Only once the light was on did Daniel remember that it might wake Gennady. Daniel switched the light back off – the twist knob on the lamp sounded horribly loud – but Gennady was already sitting up. “Are you awake?” Gennady asked softly.
“No. I turned the lamp on in my sleep.”
Gennady laughed at him. Daniel waited for Gennady to lie back down again, but Gennady remained sitting, and so Daniel sat too, both of them sitting in the dimness and waiting for the other to speak.
“I’m glad you came to visit,” Daniel said, at length. “That you’re staying with me.”
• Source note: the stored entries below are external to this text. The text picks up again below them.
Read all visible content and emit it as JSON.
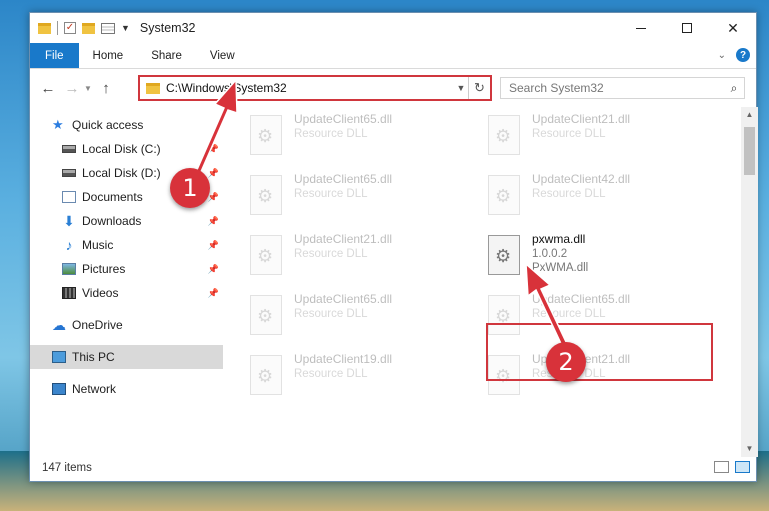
{
  "window": {
    "title": "System32"
  },
  "ribbon": {
    "tabs": [
      "File",
      "Home",
      "Share",
      "View"
    ]
  },
  "address": {
    "path": "C:\\Windows\\System32",
    "search_placeholder": "Search System32"
  },
  "nav": {
    "items": [
      {
        "label": "Quick access",
        "icon": "star-icon"
      },
      {
        "label": "Local Disk (C:)",
        "icon": "drive-icon"
      },
      {
        "label": "Local Disk (D:)",
        "icon": "drive-icon"
      },
      {
        "label": "Documents",
        "icon": "documents-icon"
      },
      {
        "label": "Downloads",
        "icon": "downloads-icon"
      },
      {
        "label": "Music",
        "icon": "music-icon"
      },
      {
        "label": "Pictures",
        "icon": "pictures-icon"
      },
      {
        "label": "Videos",
        "icon": "videos-icon"
      },
      {
        "label": "OneDrive",
        "icon": "cloud-icon"
      },
      {
        "label": "This PC",
        "icon": "computer-icon"
      },
      {
        "label": "Network",
        "icon": "network-icon"
      }
    ]
  },
  "files": [
    {
      "name": "UpdateClient65.dll",
      "desc": "Resource DLL"
    },
    {
      "name": "UpdateClient21.dll",
      "desc": "Resource DLL"
    },
    {
      "name": "UpdateClient65.dll",
      "desc": "Resource DLL"
    },
    {
      "name": "UpdateClient42.dll",
      "desc": "Resource DLL"
    },
    {
      "name": "UpdateClient21.dll",
      "desc": "Resource DLL"
    },
    {
      "name": "pxwma.dll",
      "desc": "1.0.0.2",
      "desc2": "PxWMA.dll"
    },
    {
      "name": "UpdateClient65.dll",
      "desc": "Resource DLL"
    },
    {
      "name": "UpdateClient65.dll",
      "desc": "Resource DLL"
    },
    {
      "name": "UpdateClient19.dll",
      "desc": "Resource DLL"
    },
    {
      "name": "UpdateClient21.dll",
      "desc": "Resource DLL"
    }
  ],
  "status": {
    "count": "147 items"
  },
  "annotations": {
    "step1": "1",
    "step2": "2"
  },
  "colors": {
    "accent": "#1979ca",
    "highlight": "#d0363d"
  }
}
“I was surprised when you wrote to me,” Gennady said. “I thought I would never hear from you again. After the way we parted.”
“We parted because we realized that it was too likely that someone else might get hurt if we kept seeing each other,” Daniel said. “‘Until the world changes,’ you said. And then the world changed, so… I wrote to you.”
Gennady plumped his pillow. “The world has changed, but not in that way. FBI would still fire you if you had a male lover.”
“Oh.” And Daniel realized that he’d never told Gennady. “I quit the FBI.”
“Oh. Well, you are of an age to retire, I suppose.”
“No. I mean, I left after Paul… died.”
“Oh.” Now Gennady sounded truly shocked. “Why? It was not the FBI’s fault.”